À l’aube, ils se remettaient déjà en route. Comme prévu, le froid était vif, mais le ciel clair et serein. Un petit galop les dégourdit et ainsi, en fin d’après-midi, sans anicroches, ils arrivèrent au Havre où Lebayle fut reçu par monsieur de Saint-Aignan :
— Je suis ravi de vous revoir en si bonne santé. J’étais navré de l’incident provoqué par mon personnel, incident duquel vous ne semblez, grâce à Dieu, garder aucune séquelle.
— Tout est rentré dans l’ordre et ce n’est pas même un mauvais souvenir, monsieur le gouverneur. Ne vous formalisez pas. Qu’en est-il des agissements de nos gentilshommes rebelles ?
— Ils s’efforcent d’imposer une bonne impression qui n’est que de façade. Les renforts que l’on m’a accordés me permettent de les cerner d’un peu plus près, et la jeune Louisette accomplit une tâche remarquable auprès de la marquise de Villars qui ne s’est pas froissée de votre subite disparition.
— Auriez-vous collecté quelques informations sur La Tréaumont ? L’a-t-on vu dans la région ?
— Il a participé une fois à l’un des colloques secrets de leur obscure congrégation au côté d’Auguste des Préaux, entièrement soumis à la volonté de son oncle.
— Pourrait-il comploter contre les autorités, fomenter un mauvais coup contre le roi ou ne s’agit-il que d’un mouvement contestataire local ?
— C’est une chose difficile à définir car personne n’a réussi à s’introduire dans leur cercle. En vérité, grâce à votre ingénieuse mise en scène, vous avez été le seul à les approcher avec une crédibilité certaine… et je me demandais si nous ne pourrions pas réitérer ce subterfuge, sous une forme différente, bien entendu.
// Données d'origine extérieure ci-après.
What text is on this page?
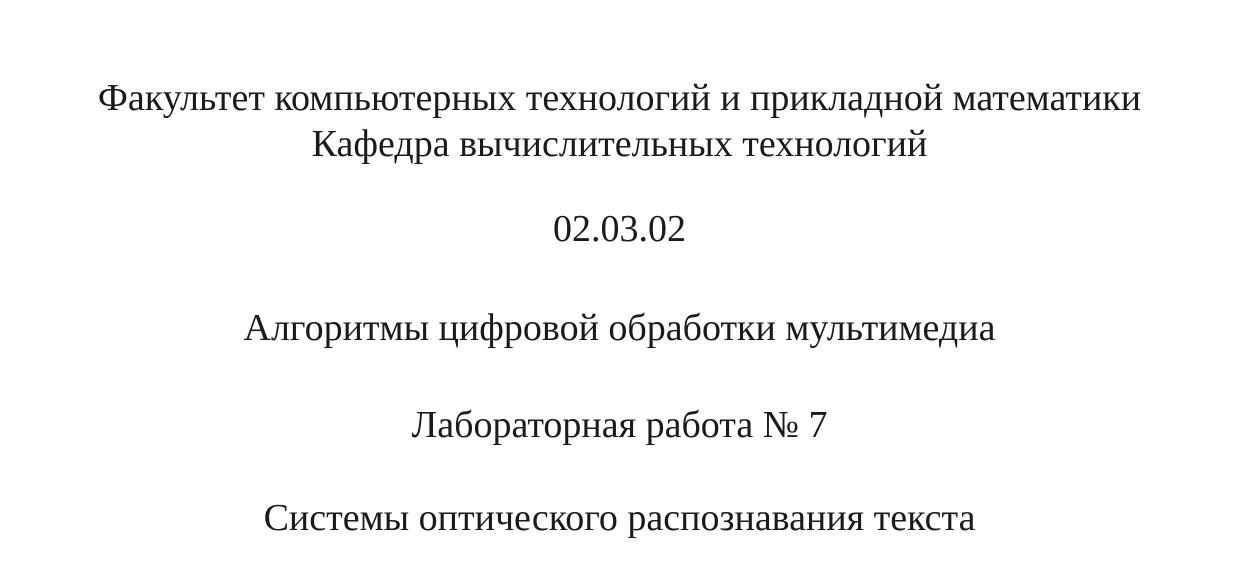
Факультет компьютерных технологий и прикладной математики
Кафедра вычислительных технологий
02.03.02
Алгоритмы цифровой обработки мультимедиа
Лабораторная работа № 7
Системы оптического распознавания текста
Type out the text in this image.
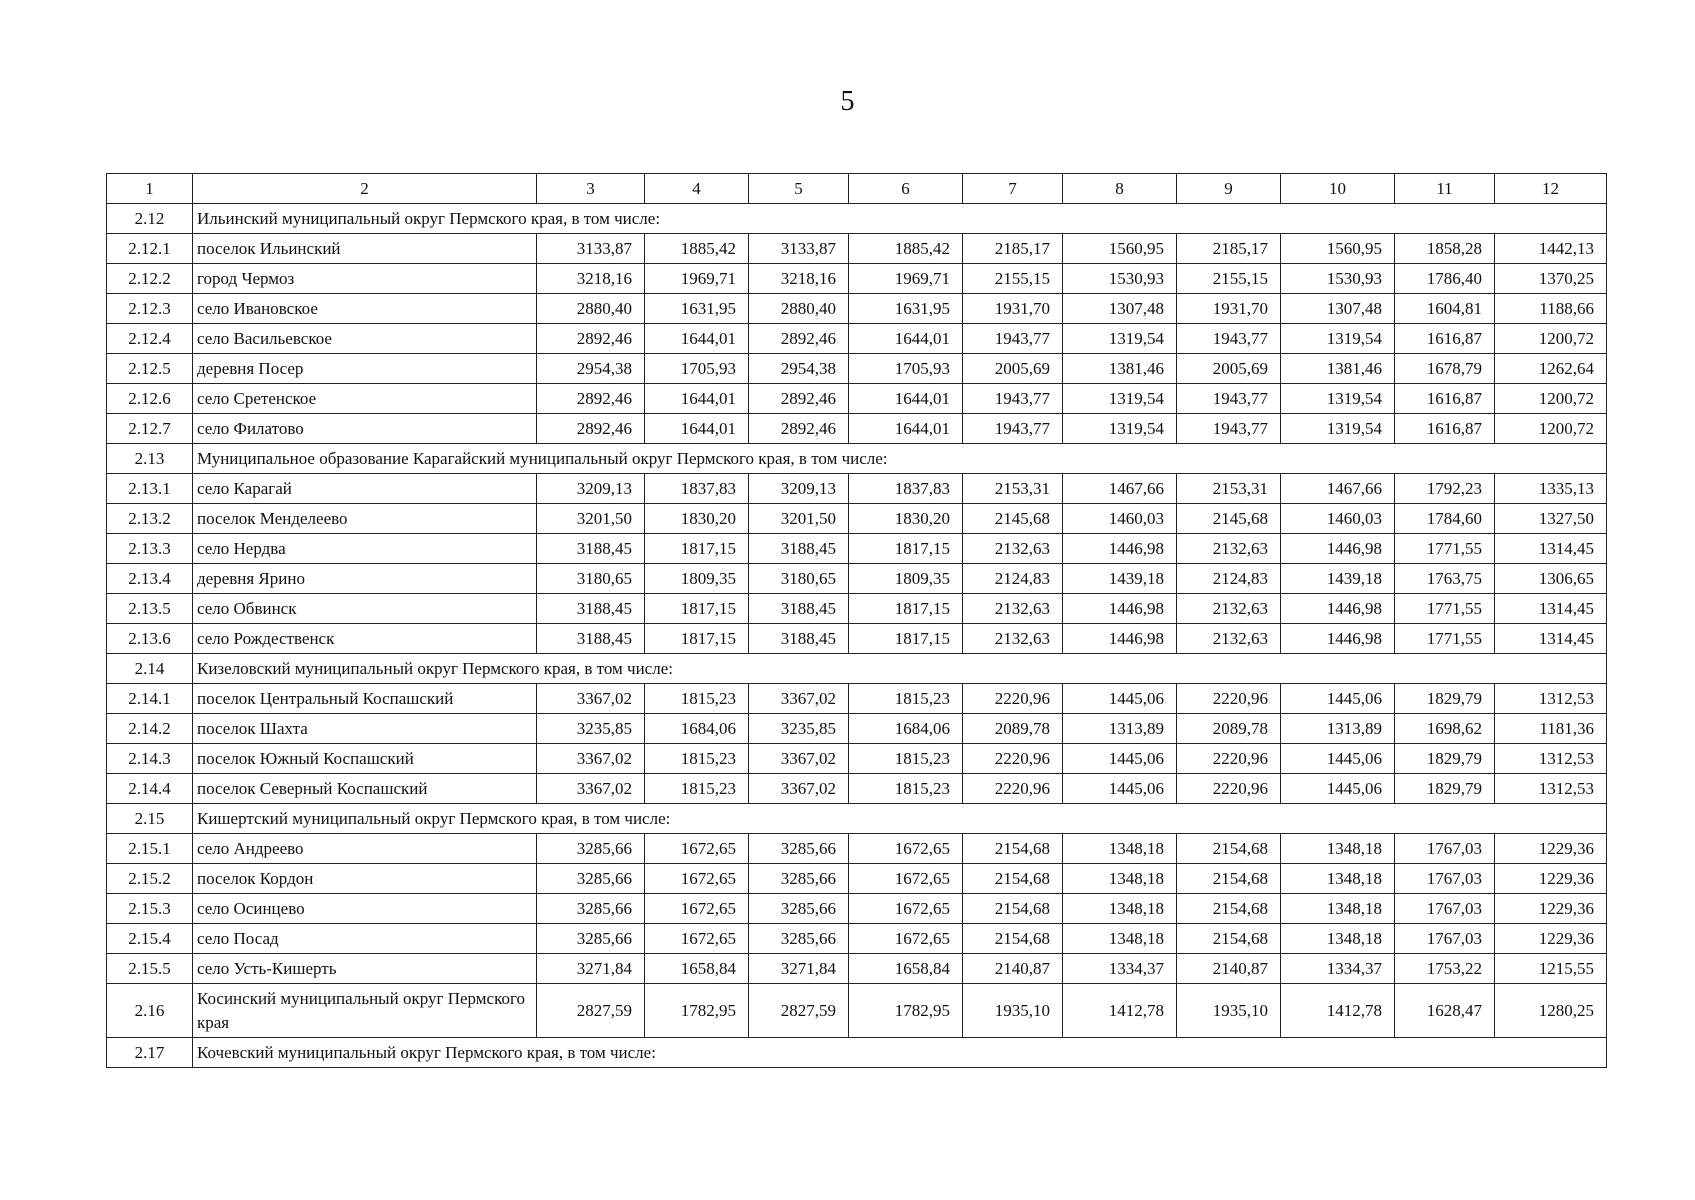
5
1	2	3	4	5	6	7	8	9	10	11	12
2.12	Ильинский муниципальный округ Пермского края, в том числе:										
2.12.1	поселок Ильинский	3133,87	1885,42	3133,87	1885,42	2185,17	1560,95	2185,17	1560,95	1858,28	1442,13
2.12.2	город Чермоз	3218,16	1969,71	3218,16	1969,71	2155,15	1530,93	2155,15	1530,93	1786,40	1370,25
2.12.3	село Ивановское	2880,40	1631,95	2880,40	1631,95	1931,70	1307,48	1931,70	1307,48	1604,81	1188,66
2.12.4	село Васильевское	2892,46	1644,01	2892,46	1644,01	1943,77	1319,54	1943,77	1319,54	1616,87	1200,72
2.12.5	деревня Посер	2954,38	1705,93	2954,38	1705,93	2005,69	1381,46	2005,69	1381,46	1678,79	1262,64
2.12.6	село Сретенское	2892,46	1644,01	2892,46	1644,01	1943,77	1319,54	1943,77	1319,54	1616,87	1200,72
2.12.7	село Филатово	2892,46	1644,01	2892,46	1644,01	1943,77	1319,54	1943,77	1319,54	1616,87	1200,72
2.13	Муниципальное образование Карагайский муниципальный округ Пермского края, в том числе:										
2.13.1	село Карагай	3209,13	1837,83	3209,13	1837,83	2153,31	1467,66	2153,31	1467,66	1792,23	1335,13
2.13.2	поселок Менделеево	3201,50	1830,20	3201,50	1830,20	2145,68	1460,03	2145,68	1460,03	1784,60	1327,50
2.13.3	село Нердва	3188,45	1817,15	3188,45	1817,15	2132,63	1446,98	2132,63	1446,98	1771,55	1314,45
2.13.4	деревня Ярино	3180,65	1809,35	3180,65	1809,35	2124,83	1439,18	2124,83	1439,18	1763,75	1306,65
2.13.5	село Обвинск	3188,45	1817,15	3188,45	1817,15	2132,63	1446,98	2132,63	1446,98	1771,55	1314,45
2.13.6	село Рождественск	3188,45	1817,15	3188,45	1817,15	2132,63	1446,98	2132,63	1446,98	1771,55	1314,45
2.14	Кизеловский муниципальный округ Пермского края, в том числе:										
2.14.1	поселок Центральный Коспашский	3367,02	1815,23	3367,02	1815,23	2220,96	1445,06	2220,96	1445,06	1829,79	1312,53
2.14.2	поселок Шахта	3235,85	1684,06	3235,85	1684,06	2089,78	1313,89	2089,78	1313,89	1698,62	1181,36
2.14.3	поселок Южный Коспашский	3367,02	1815,23	3367,02	1815,23	2220,96	1445,06	2220,96	1445,06	1829,79	1312,53
2.14.4	поселок Северный Коспашский	3367,02	1815,23	3367,02	1815,23	2220,96	1445,06	2220,96	1445,06	1829,79	1312,53
2.15	Кишертский муниципальный округ Пермского края, в том числе:										
2.15.1	село Андреево	3285,66	1672,65	3285,66	1672,65	2154,68	1348,18	2154,68	1348,18	1767,03	1229,36
2.15.2	поселок Кордон	3285,66	1672,65	3285,66	1672,65	2154,68	1348,18	2154,68	1348,18	1767,03	1229,36
2.15.3	село Осинцево	3285,66	1672,65	3285,66	1672,65	2154,68	1348,18	2154,68	1348,18	1767,03	1229,36
2.15.4	село Посад	3285,66	1672,65	3285,66	1672,65	2154,68	1348,18	2154,68	1348,18	1767,03	1229,36
2.15.5	село Усть-Кишерть	3271,84	1658,84	3271,84	1658,84	2140,87	1334,37	2140,87	1334,37	1753,22	1215,55
2.16	Косинский муниципальный округ Пермского края	2827,59	1782,95	2827,59	1782,95	1935,10	1412,78	1935,10	1412,78	1628,47	1280,25
2.17	Кочевский муниципальный округ Пермского края, в том числе:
Géraud haussa les sourcils. Deux sentiments se chahutèrent dans sa cervelle, tels des silex dont l’étincelle produite lui mit le feu aux pommettes. D’une part l’évocation de sa rencontre sulfureuse avec la marquise ressuscitait des heures enchanteresses, de l’autre le danger réel d’être démasqué.
— Ne craignez-vous pas que mon personnage soit découvert et que des Préaux ne voie pas mon retour d’un œil très favorable ?
— Si je me souviens de votre compte rendu confidentiel d’alors… et de celui de Louisette, vous n’avez été en relations qu’avec la veuve Villars.
— Sans doute, sans doute… Je constate, monsieur le gouverneur, que le projet vous tient à cœur.
— Faute de mieux ! S’il n’était que de moi… et si j’étais en votre place, j’avoue que l’opportunité me siérait.
Le visage empâté de monsieur de Saint-Aignan s’était illuminé aux délices qu’il pouvait imaginer.
— Sans une bonne raison, sans un bel appât, l’introduction auprès de la marquise serait difficilement crédible. C’est une rusée.
— Nous les trouverons, Lebayle, nous les trouverons. Nous avons pour cela la durée du repas auquel je vous convie et, s’il le faut, toute la soirée. Après un tel voyage, vous devez être affamé.